L’avortement est légal dans la Fédération de Russie et est remboursé par la sécurité sociale, tout comme les fécondations in vitro, au grand dam de l’Eglise orthodoxe russe. Depuis des années, cette dernière milite pour l’interdiction de l’IVG dans un pays où une majorité des grossesses sont encore interrompues, bien que l’utilisation des méthodes contraceptives modernes, surtout chez les jeunes, ait fait grandement reculer les IVG.

Le prêtre orthodoxe Fiodor Loukianov, récemment nommé chef de la Commission du Patriarcat de Moscou chargée de la protection de la maternité et de l’enfance, est en pourparlers avec le ministère de la Santé sur cette problématique qui divise fortement la société russe.

«Le nombre d’avortements a diminué trois fois au cours des 18 dernières années», s’est réjouie  en novembre dernier Tatiana Alekseïevna Golikova lors d’une réunion du conseil présidentiel sur la mise en œuvre des politiques d’Etat dans le domaine de la protection de la famille et de l’enfance en Russie.

Tatiana Alekseïevna Golikova, vice-présidente du gouvernement de la Fédération de Russie | Russian Federation wikipedia CC BY 4.0

La vice-présidente du gouvernement de la Fédération de Russie a révélé que le nombre d’avortements pratiqués dans les établissements de santé russes, qui dépassait encore les deux millions en 2000, a été abaissé à 661’000 en 2018.

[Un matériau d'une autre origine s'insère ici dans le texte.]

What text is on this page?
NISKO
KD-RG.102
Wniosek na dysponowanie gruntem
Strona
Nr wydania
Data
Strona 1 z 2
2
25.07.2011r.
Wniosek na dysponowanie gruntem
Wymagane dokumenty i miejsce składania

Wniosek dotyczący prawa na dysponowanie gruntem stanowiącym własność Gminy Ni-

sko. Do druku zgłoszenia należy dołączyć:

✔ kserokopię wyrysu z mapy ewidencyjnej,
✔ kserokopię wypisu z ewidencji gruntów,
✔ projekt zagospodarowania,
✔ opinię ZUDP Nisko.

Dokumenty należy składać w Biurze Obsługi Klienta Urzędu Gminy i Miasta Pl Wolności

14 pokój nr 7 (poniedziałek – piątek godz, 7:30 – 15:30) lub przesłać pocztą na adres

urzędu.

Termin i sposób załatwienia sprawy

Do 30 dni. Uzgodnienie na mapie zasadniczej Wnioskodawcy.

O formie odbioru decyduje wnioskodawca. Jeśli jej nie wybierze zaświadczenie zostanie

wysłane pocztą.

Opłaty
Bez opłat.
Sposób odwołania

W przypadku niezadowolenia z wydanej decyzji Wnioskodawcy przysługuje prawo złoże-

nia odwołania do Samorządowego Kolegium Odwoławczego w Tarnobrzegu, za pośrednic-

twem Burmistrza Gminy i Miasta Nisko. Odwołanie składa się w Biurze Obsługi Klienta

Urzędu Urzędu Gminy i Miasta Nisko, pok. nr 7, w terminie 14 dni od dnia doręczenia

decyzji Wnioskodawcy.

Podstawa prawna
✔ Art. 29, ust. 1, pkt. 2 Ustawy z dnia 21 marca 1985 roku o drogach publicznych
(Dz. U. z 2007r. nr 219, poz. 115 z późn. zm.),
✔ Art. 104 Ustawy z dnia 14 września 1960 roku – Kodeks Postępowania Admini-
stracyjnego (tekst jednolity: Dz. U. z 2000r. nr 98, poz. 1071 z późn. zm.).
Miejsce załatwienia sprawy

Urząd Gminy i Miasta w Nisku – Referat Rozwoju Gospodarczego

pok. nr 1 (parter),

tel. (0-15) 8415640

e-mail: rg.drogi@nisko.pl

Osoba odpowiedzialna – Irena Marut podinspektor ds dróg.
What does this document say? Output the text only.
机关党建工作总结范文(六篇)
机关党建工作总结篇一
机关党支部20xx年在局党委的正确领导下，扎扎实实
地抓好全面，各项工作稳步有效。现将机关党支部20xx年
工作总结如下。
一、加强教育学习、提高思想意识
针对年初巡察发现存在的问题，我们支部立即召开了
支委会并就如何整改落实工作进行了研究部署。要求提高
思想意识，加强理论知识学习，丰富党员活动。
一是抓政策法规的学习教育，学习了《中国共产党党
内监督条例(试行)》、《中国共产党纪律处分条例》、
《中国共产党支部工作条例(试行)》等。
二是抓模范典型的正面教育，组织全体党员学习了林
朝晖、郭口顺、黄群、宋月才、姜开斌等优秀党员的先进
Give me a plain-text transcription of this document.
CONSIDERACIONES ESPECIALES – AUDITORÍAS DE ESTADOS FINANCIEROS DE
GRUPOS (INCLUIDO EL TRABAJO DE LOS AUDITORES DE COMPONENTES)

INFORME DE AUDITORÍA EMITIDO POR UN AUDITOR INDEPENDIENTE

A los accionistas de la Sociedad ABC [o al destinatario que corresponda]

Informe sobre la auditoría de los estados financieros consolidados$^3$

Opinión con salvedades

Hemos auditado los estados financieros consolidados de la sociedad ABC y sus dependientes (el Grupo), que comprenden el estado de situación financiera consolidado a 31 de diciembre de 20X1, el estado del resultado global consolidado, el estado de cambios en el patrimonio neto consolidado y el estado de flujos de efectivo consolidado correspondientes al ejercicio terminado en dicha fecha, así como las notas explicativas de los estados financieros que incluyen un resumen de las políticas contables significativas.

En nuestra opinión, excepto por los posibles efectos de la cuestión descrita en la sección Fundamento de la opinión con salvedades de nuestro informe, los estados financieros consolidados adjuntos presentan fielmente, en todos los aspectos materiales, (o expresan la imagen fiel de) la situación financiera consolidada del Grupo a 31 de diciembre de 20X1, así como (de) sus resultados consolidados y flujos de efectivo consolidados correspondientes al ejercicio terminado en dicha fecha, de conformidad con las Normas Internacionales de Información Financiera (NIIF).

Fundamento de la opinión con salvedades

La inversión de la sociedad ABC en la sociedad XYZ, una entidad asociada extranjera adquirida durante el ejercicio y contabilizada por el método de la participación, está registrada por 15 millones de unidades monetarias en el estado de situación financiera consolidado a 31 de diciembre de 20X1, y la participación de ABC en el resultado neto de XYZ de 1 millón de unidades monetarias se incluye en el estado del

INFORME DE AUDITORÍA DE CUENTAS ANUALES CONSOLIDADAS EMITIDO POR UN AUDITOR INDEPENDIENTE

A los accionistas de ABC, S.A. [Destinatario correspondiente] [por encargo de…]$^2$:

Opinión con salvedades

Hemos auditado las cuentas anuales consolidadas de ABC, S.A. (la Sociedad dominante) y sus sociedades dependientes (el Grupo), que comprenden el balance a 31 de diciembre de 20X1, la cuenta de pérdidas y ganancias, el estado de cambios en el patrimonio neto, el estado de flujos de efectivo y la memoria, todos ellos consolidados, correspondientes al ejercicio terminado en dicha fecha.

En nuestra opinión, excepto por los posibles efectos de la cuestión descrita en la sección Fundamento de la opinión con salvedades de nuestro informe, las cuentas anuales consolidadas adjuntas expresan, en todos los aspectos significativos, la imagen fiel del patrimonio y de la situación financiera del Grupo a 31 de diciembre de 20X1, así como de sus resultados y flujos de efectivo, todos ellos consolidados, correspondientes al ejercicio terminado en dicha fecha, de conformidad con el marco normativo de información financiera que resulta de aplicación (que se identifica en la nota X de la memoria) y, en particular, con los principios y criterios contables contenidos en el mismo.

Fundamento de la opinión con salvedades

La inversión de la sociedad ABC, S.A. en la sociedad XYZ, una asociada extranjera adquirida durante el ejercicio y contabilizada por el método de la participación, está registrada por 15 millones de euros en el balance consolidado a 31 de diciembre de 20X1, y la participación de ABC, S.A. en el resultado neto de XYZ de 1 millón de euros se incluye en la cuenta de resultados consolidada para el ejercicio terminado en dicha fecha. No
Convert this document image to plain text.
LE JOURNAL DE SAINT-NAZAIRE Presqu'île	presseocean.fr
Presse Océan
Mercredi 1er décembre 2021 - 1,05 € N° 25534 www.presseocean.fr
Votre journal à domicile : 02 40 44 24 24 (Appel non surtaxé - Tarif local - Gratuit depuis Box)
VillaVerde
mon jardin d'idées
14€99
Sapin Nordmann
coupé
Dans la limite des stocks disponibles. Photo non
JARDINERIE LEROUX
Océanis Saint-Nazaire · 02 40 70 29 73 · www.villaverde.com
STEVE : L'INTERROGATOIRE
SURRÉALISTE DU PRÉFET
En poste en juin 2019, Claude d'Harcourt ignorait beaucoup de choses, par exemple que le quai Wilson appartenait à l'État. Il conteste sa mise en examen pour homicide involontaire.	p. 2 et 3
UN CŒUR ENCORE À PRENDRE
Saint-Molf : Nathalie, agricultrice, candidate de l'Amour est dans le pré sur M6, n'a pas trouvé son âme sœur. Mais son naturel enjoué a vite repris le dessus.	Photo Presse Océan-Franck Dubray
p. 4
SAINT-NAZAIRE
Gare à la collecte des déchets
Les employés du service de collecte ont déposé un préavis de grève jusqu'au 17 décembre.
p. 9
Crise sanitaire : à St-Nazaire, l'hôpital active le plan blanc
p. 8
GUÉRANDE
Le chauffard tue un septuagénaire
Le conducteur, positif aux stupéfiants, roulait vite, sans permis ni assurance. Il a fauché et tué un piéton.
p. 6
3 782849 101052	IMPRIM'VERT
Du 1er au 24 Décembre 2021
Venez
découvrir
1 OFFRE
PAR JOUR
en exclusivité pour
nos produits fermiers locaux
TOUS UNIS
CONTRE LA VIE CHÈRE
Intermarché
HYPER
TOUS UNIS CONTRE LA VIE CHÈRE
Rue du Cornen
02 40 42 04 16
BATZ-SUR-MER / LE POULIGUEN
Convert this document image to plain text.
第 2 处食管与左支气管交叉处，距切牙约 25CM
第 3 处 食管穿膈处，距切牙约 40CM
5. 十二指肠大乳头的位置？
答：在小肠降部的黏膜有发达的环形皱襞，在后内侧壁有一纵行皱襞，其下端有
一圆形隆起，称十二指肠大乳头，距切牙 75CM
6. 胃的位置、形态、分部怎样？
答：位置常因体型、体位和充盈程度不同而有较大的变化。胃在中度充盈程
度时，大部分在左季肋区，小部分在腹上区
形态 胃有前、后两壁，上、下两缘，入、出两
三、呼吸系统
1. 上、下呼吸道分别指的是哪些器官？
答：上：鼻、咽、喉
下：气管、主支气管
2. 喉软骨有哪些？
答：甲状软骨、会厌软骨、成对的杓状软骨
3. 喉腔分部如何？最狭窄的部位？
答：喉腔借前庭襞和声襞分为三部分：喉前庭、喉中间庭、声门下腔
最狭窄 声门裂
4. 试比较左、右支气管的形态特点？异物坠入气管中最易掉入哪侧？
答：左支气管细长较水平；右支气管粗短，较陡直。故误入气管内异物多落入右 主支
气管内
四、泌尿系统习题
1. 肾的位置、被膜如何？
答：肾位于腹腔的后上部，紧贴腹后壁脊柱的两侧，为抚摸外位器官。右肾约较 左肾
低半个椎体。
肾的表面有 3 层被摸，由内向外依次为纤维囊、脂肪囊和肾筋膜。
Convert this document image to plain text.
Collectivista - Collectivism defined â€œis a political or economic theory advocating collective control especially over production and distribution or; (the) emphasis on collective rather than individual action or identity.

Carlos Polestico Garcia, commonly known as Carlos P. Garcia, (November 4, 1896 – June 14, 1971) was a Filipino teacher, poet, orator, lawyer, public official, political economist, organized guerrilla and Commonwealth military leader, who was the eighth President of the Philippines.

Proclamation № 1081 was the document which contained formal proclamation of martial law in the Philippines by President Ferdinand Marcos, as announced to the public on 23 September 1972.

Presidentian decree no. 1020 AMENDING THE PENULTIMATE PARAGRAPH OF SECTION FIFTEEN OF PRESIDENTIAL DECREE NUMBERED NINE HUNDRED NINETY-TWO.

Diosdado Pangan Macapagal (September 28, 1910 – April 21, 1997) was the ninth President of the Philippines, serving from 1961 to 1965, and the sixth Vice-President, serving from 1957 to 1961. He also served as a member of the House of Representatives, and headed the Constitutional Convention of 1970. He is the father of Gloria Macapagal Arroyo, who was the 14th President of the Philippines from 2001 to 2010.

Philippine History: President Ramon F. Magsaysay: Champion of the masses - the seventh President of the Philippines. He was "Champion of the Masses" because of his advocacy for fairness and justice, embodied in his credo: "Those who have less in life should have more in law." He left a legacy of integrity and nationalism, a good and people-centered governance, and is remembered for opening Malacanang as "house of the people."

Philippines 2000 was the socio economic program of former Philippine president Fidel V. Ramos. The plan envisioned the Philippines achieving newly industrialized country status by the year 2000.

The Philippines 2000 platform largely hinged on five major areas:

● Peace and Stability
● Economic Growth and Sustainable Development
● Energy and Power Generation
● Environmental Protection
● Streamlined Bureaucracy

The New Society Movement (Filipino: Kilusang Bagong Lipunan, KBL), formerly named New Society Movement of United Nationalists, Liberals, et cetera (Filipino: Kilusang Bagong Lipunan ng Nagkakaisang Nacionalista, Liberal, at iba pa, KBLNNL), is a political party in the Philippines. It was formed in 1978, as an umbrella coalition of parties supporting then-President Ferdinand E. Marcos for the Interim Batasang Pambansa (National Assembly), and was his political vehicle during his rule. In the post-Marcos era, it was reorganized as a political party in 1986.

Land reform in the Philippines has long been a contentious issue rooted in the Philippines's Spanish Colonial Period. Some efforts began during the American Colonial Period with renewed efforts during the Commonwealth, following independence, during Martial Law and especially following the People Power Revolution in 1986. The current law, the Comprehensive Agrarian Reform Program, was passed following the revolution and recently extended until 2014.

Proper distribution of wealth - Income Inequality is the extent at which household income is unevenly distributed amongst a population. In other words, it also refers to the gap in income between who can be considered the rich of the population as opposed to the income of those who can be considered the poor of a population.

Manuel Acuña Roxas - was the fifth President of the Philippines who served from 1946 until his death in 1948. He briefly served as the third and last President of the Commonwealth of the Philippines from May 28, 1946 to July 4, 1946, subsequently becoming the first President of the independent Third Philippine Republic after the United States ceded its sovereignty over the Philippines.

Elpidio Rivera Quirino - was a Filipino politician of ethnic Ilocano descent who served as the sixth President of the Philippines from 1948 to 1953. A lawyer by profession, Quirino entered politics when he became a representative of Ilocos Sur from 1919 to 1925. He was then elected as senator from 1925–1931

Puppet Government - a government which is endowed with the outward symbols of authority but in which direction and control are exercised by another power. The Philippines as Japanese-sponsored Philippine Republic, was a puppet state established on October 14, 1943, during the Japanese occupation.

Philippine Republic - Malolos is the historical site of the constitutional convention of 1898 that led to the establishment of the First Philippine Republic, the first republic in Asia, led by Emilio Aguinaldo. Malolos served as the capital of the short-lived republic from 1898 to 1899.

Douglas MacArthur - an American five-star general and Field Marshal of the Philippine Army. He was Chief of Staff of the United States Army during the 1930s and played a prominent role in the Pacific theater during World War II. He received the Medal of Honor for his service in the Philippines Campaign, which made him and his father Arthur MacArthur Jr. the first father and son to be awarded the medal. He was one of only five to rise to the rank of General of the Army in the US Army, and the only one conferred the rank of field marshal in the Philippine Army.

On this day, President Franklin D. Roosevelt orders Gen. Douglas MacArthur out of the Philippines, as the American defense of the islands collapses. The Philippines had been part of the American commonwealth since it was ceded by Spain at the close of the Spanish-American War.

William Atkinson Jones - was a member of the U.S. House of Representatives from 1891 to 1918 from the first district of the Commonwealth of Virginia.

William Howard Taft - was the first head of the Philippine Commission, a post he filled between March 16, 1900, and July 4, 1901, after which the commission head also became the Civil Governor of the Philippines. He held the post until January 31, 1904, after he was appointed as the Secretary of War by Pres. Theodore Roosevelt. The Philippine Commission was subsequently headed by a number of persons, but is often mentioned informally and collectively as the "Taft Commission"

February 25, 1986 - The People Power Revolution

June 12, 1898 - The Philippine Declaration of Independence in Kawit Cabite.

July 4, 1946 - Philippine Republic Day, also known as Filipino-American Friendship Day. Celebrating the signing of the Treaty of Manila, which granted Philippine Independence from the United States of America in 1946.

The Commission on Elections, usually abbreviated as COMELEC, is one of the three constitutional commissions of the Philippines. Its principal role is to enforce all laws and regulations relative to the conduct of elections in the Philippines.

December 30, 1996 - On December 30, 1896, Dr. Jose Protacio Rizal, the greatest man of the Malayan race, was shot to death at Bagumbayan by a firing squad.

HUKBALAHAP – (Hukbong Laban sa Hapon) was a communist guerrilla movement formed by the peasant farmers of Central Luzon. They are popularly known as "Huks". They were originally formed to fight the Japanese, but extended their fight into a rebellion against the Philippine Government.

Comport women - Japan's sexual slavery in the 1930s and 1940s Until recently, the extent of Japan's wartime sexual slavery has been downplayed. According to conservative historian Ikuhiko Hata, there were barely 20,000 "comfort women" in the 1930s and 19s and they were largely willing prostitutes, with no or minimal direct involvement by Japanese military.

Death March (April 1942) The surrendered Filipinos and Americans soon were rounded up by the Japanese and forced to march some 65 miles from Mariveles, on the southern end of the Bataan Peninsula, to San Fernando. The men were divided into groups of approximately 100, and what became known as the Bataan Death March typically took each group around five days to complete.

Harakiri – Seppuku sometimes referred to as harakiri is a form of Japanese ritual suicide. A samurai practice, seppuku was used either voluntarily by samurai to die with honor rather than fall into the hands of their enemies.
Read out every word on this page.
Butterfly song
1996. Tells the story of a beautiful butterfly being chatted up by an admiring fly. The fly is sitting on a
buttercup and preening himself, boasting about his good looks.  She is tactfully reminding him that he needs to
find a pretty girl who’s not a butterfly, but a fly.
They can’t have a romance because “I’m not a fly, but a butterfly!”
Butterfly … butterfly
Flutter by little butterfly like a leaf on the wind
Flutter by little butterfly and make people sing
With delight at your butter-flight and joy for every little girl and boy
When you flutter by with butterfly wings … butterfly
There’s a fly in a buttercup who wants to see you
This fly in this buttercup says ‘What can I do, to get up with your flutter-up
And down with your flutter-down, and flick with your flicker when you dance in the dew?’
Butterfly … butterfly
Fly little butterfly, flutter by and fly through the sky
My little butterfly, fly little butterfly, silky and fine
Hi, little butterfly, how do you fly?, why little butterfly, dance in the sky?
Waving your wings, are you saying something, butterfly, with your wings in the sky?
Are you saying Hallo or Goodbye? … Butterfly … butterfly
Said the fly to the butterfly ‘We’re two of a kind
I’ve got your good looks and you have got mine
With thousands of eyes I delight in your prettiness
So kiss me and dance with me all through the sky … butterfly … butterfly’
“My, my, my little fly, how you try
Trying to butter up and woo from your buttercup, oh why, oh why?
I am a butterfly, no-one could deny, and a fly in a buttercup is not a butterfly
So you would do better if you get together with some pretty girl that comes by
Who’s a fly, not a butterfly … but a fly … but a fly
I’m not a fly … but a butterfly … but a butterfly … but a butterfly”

Le patriarche Cyrille veut bannir l’IVG

«Numéro 2» du Patriarcat de Moscou, le métropolite Hilarion de Volokolamsk a rappelé à plusieurs reprises, lors de l’émission «L’Eglise et le monde» (Tserkov’ i mir), diffusée sur la chaîne de télévision Rossia-24, la position de l’Eglise orthodoxe russe sur l’IVG. «Elle est sans équivoque, elle est énoncée dans les ‘Principes de la conception sociale de l’Eglise orthodoxe russe’: il y est dit que l’avortement est un assassinat et qu’il ne peut être assimilé à un acte thérapeutique».

C’est le patriarche Cyrille qui a pris l’initiative de demander le retrait de l’avortement de la liste des actes médicaux pris en charge par le système médical. «Il l’a fait savoir plus d’une fois!», lance le chef du Département des relations ecclésiastiques extérieures du Patriarcat de Moscou.

«L’avortement n’est pas un soin, mais un crime!»

«Nous estimons que les avortements ne doivent pas être pris en charge [par la sécurité sociale, ndlr]. D’abord parce que l’avortement n’est pas un soin, mais un crime, d’autre part parce beaucoup de contribuables sont contre l’avortement. Pourquoi devraient-ils payer les avortements de leur poche ?»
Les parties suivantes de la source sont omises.